For instance, the following propositions are respectively true and false :

  • A : "Men are living creatures". B : "Cats are living creatures". "A and B" is true, and "A or B" is true.
  • A : "Men are human beings." B : "Cats are human beings". "A or B" is true, but "A and B" is not true.


  • the omand box returns "true" if all its inputs return "true". Otherwise, it returns "nil".
  • the omor box returns "true" if one of its inputs return "true". Otherwise, it returns "nil".

Logical operators are accessed via the  Functions / OM Kernel / Control / Logical Operators, menu.

Functionalities and Behaviour


Operators have one default input, "self" and as many additional "rest" inputs as necessary

  • "self" : any data
  • "rest" : any data.

Their output returns data, or "nil".

  • Logical operators evaluate their inputs successively. Any non "nil" data is "true".

    Consequently, operators don't have to verify the truth-value of a proposition, to return "true". Numbers, as well as symbols and other non nil values are always "true" for logical operators.

  • Logical operators are also used for associating several predicates in a single proposition.


Inputs are evaluated from left to right.

Omor tests a first input , and stops if it is true .

If not, it goes on until it gets "true". As a consequence, omor returns the first non-nil value, or "nil" if all inputs return "nil".

In this example, omor will always return the first input, "A".

Omand stops the evaluation if one of its inputs is not true . It goes on until it gets "nil", or until it reaches the last input.

All inputs have to be true for the condition to be verified, and omand then returns the last non-nil value.

In this example, omand will always return the last input, "B".


The following program tests if a random number between 1 and 5 is superior to 1 and inferior to 4.

  1. The number returned by om-random is compared with 1 and 3 by the om> and om< predicates.

  2. Omand evaluates the predicates and returns "true" or "nil".

  3. List makes a list with :

    • the result of both predicates evaluation,
    • the result of the omand operator,
    • the number returned by om-random.

Note that om-random is on "evaluate-once" mode, so that the same result is sent to all boxes during the same evaluation.

About EvalOnce Mode :

Composing Propositions : Associating Logical Operators with Predicates

Operators behave with predicates like with any other boxes. Predicates are evaluated one by one, from left to right and return "true" or  "nil".
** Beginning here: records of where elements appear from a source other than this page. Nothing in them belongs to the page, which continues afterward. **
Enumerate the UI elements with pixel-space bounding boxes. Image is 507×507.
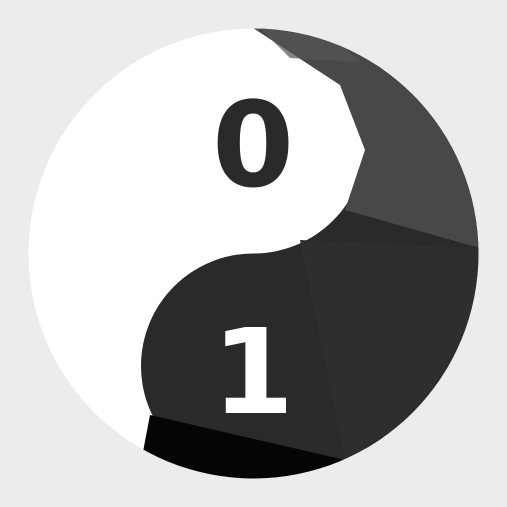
top-digit-zero: 0 bbox=[212, 76, 294, 214]
app-icon-canvas: 0 1 bbox=[0, 0, 507, 507]
bottom-digit-one: 1 bbox=[212, 303, 294, 441]
yin-yang-binary-logo: 0 1 bbox=[28, 28, 479, 479]
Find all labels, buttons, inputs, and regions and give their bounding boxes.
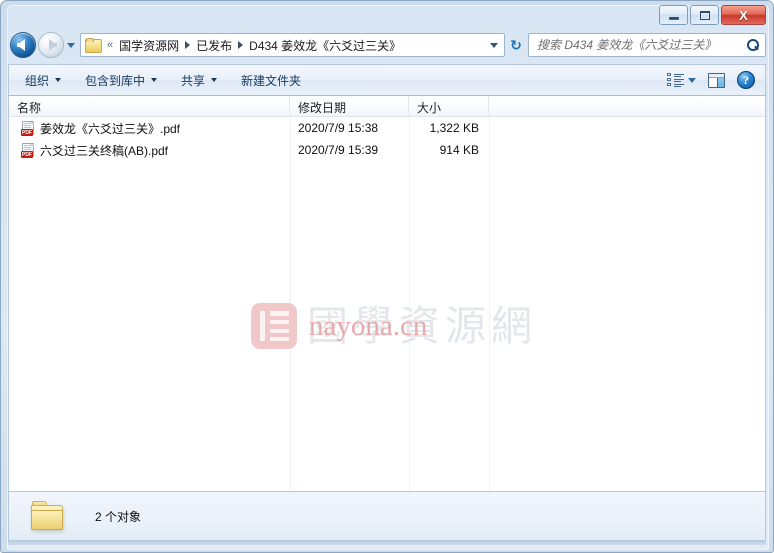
breadcrumb-separator-0[interactable] — [182, 41, 193, 49]
breadcrumb-item-1[interactable]: 已发布 — [193, 36, 235, 55]
breadcrumb-item-0[interactable]: 国学资源网 — [116, 36, 182, 55]
column-header-row: 名称 修改日期 大小 — [9, 96, 765, 117]
file-name-cell: PDF 六爻过三关终稿(AB).pdf — [9, 142, 290, 159]
title-bar: X — [0, 0, 774, 28]
new-folder-label: 新建文件夹 — [241, 73, 302, 88]
file-date-cell: 2020/7/9 15:38 — [298, 121, 379, 135]
arrow-right-icon — [49, 39, 57, 51]
column-header-date[interactable]: 修改日期 — [290, 96, 409, 116]
table-row[interactable]: PDF 六爻过三关终稿(AB).pdf 2020/7/9 15:39 914 K… — [9, 139, 765, 161]
close-icon: X — [739, 7, 748, 23]
pdf-badge-label: PDF — [21, 150, 33, 158]
search-input[interactable] — [537, 38, 745, 52]
chevron-down-icon — [151, 78, 158, 82]
back-button[interactable] — [10, 32, 36, 58]
maximize-icon — [699, 10, 710, 20]
change-view-button[interactable] — [661, 68, 702, 92]
arrow-left-icon — [17, 39, 25, 51]
search-icon — [745, 37, 761, 53]
refresh-icon: ↻ — [510, 37, 522, 53]
new-folder-button[interactable]: 新建文件夹 — [229, 68, 313, 92]
address-dropdown-button[interactable] — [485, 34, 502, 56]
status-bar: 2 个对象 — [8, 491, 766, 541]
file-size-cell: 1,322 KB — [429, 121, 479, 135]
column-header-size[interactable]: 大小 — [409, 96, 489, 116]
view-list-icon — [667, 72, 684, 88]
command-toolbar: 组织 包含到库中 共享 新建文件夹 ? — [8, 64, 766, 96]
column-grid-lines — [9, 117, 765, 491]
column-header-empty[interactable] — [489, 96, 765, 116]
minimize-button[interactable] — [659, 5, 688, 25]
chevron-down-icon — [55, 78, 62, 82]
organize-label: 组织 — [25, 73, 50, 88]
preview-pane-icon — [708, 72, 725, 88]
window-controls: X — [659, 5, 766, 25]
recent-locations-button[interactable] — [64, 33, 78, 57]
chevron-down-icon — [67, 42, 75, 48]
pdf-file-icon: PDF — [21, 120, 35, 136]
table-row[interactable]: PDF 姜效龙《六爻过三关》.pdf 2020/7/9 15:38 1,322 … — [9, 117, 765, 139]
pdf-file-icon: PDF — [21, 142, 35, 158]
pdf-badge-label: PDF — [21, 128, 33, 136]
file-size-cell: 914 KB — [439, 143, 479, 157]
include-in-library-button[interactable]: 包含到库中 — [73, 68, 169, 92]
file-date-cell: 2020/7/9 15:39 — [298, 143, 379, 157]
chevron-down-icon — [489, 42, 498, 48]
organize-button[interactable]: 组织 — [13, 68, 73, 92]
search-box[interactable] — [528, 33, 766, 57]
help-button[interactable]: ? — [731, 68, 761, 92]
maximize-button[interactable] — [690, 5, 719, 25]
chevron-down-icon — [688, 77, 696, 83]
column-header-name[interactable]: 名称 — [9, 96, 290, 116]
folder-icon — [31, 500, 69, 532]
preview-pane-button[interactable] — [702, 68, 731, 92]
address-bar[interactable]: « 国学资源网 已发布 D434 姜效龙《六爻过三关》 — [80, 33, 505, 57]
forward-button[interactable] — [38, 32, 64, 58]
navigation-bar: « 国学资源网 已发布 D434 姜效龙《六爻过三关》 ↻ — [8, 30, 766, 60]
file-name-cell: PDF 姜效龙《六爻过三关》.pdf — [9, 120, 290, 137]
breadcrumb-separator-1[interactable] — [235, 41, 246, 49]
close-button[interactable]: X — [721, 5, 766, 25]
file-rows: PDF 姜效龙《六爻过三关》.pdf 2020/7/9 15:38 1,322 … — [9, 117, 765, 161]
chevron-down-icon — [211, 78, 218, 82]
breadcrumb-overflow[interactable]: « — [104, 39, 116, 51]
file-name-label: 六爻过三关终稿(AB).pdf — [40, 143, 169, 158]
share-with-button[interactable]: 共享 — [169, 68, 229, 92]
refresh-button[interactable]: ↻ — [505, 33, 527, 57]
share-with-label: 共享 — [181, 73, 206, 88]
minimize-icon — [668, 16, 679, 20]
file-name-label: 姜效龙《六爻过三关》.pdf — [40, 121, 181, 136]
include-in-library-label: 包含到库中 — [85, 73, 146, 88]
breadcrumb-item-2[interactable]: D434 姜效龙《六爻过三关》 — [246, 36, 404, 55]
folder-icon — [85, 38, 102, 53]
breadcrumb: « 国学资源网 已发布 D434 姜效龙《六爻过三关》 — [104, 36, 485, 55]
help-icon: ? — [737, 71, 755, 89]
item-count-label: 2 个对象 — [95, 509, 142, 524]
window-bottom-edge — [8, 541, 766, 545]
file-list[interactable]: 名称 修改日期 大小 國學資源網 nayona.cn PDF 姜效龙《六爻过三关… — [8, 96, 766, 491]
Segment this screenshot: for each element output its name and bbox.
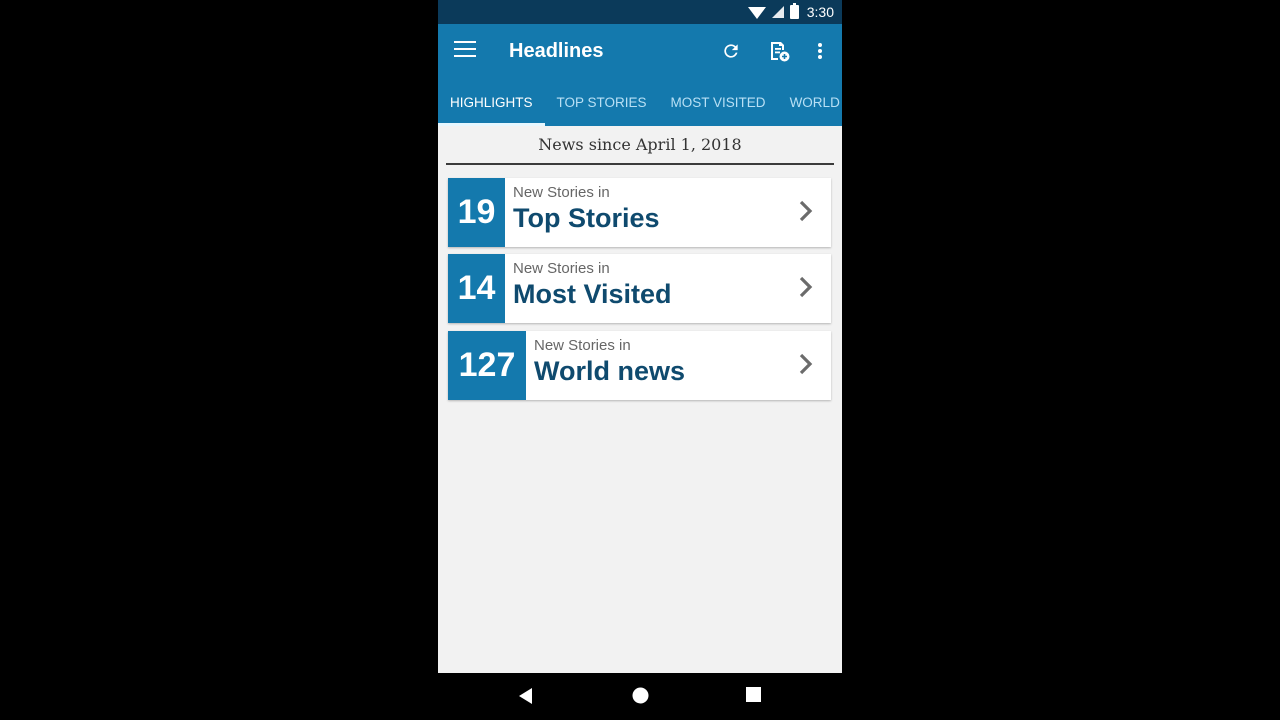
tab-bar: HIGHLIGHTS TOP STORIES MOST VISITED WORL…	[438, 80, 842, 126]
more-vert-icon[interactable]	[807, 38, 833, 64]
navigation-bar	[438, 673, 842, 720]
card-section-name: Top Stories	[513, 203, 660, 233]
card-subtitle: New Stories in	[513, 184, 610, 201]
card-subtitle: New Stories in	[534, 337, 631, 354]
card-section-name: World news	[534, 356, 686, 386]
app-bar: Headlines HIGHLIGHTS TOP STORIES MOST VI…	[438, 24, 842, 126]
phone-screen: 3:30 Headlines HIGHLIGHTS TOP STORIES MO…	[438, 0, 842, 720]
tab-world-news[interactable]: WORLD NEWS	[778, 80, 842, 126]
hamburger-menu-icon[interactable]	[454, 41, 476, 61]
add-feed-icon[interactable]	[766, 38, 792, 64]
wifi-icon	[747, 7, 766, 19]
highlights-content: News since April 1, 2018 19 New Stories …	[438, 126, 842, 673]
card-world-news[interactable]: 127 New Stories in World news	[448, 331, 831, 400]
refresh-icon[interactable]	[718, 38, 744, 64]
card-most-visited[interactable]: 14 New Stories in Most Visited	[448, 254, 831, 323]
signal-icon	[771, 6, 784, 18]
story-count: 14	[448, 254, 505, 323]
tab-top-stories[interactable]: TOP STORIES	[545, 80, 659, 126]
battery-charging-icon	[789, 3, 799, 19]
tab-highlights[interactable]: HIGHLIGHTS	[438, 80, 545, 126]
chevron-right-icon	[799, 276, 813, 298]
page-title: Headlines	[509, 40, 604, 62]
status-bar: 3:30	[438, 0, 842, 24]
card-section-name: Most Visited	[513, 279, 672, 309]
story-count: 127	[448, 331, 526, 400]
clock: 3:30	[806, 4, 834, 20]
toolbar: Headlines	[438, 24, 842, 80]
story-count: 19	[448, 178, 505, 247]
card-top-stories[interactable]: 19 New Stories in Top Stories	[448, 178, 831, 247]
tab-most-visited[interactable]: MOST VISITED	[659, 80, 778, 126]
back-icon[interactable]	[518, 687, 534, 705]
card-subtitle: New Stories in	[513, 260, 610, 277]
chevron-right-icon	[799, 200, 813, 222]
news-since-header: News since April 1, 2018	[446, 126, 834, 165]
home-icon[interactable]	[632, 687, 649, 704]
chevron-right-icon	[799, 353, 813, 375]
recents-icon[interactable]	[746, 687, 761, 702]
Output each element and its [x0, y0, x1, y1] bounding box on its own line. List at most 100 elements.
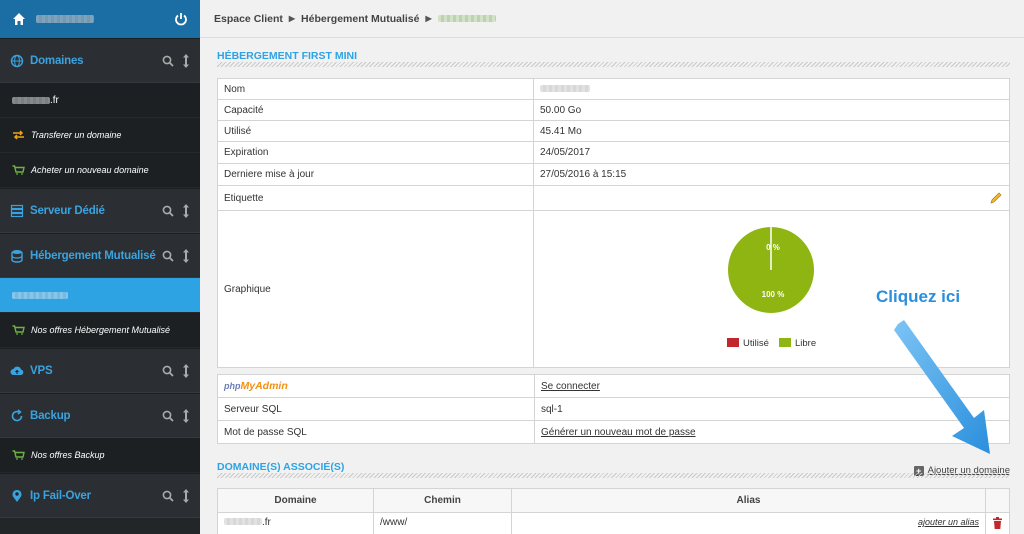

  • Omand returns "true" if all predicates return "true", and returns "nil" if one predicate returns "nil".
  • Omor returns "true" as soon as one predicate passes "true", and returns "nil" if all predicates return "nil".
An Incorrect Formalization

We might use logical operators to compare more than one value to another, as in the following proposition : "If A and B or C are superior to D, then return A, B, and C."

If we formalize the proposition literally, the program will be ineffective and will lead to a miscalculation.

Let's test if 3 and 1 or 6 are superior to 2 :

  1. Omand is evaluated and returns the numeric value of its last input

  2. Omor is evaluated and returns the numeric value of its first input

  3. Om> compares the numeric value of its first input with 2, and returns "nil".

6 should be compared with 2, and 6 is superior to 2. Om> should return "true". The error comes from the way predicates have been applied with logical operators.

Basic Formalization Principles

Formalizing a comparison with predicates and logical operators implies that :

  1. First, predicates must compare values by pairs.

  2. Then, logical operators must be applied to the result of each comparison .

A correct Formalization

Be a list. Each number of the list is compared with a number.

  1. Omif evaluates omor.

  2. Omand is evaluated and returns the value of the two om> predicates on the left.

    It gets "nil" and "t", so it returns "nil". 3 and 1 are not both superior to 2.

  3. The last om> predicate is evaluated. It returns "true".

  4. Omor gets "nil" and "t", so it returns "t" . 6 is at least superior to 2.

  5. Omif gets the result of omor : "t", and hence returns the list.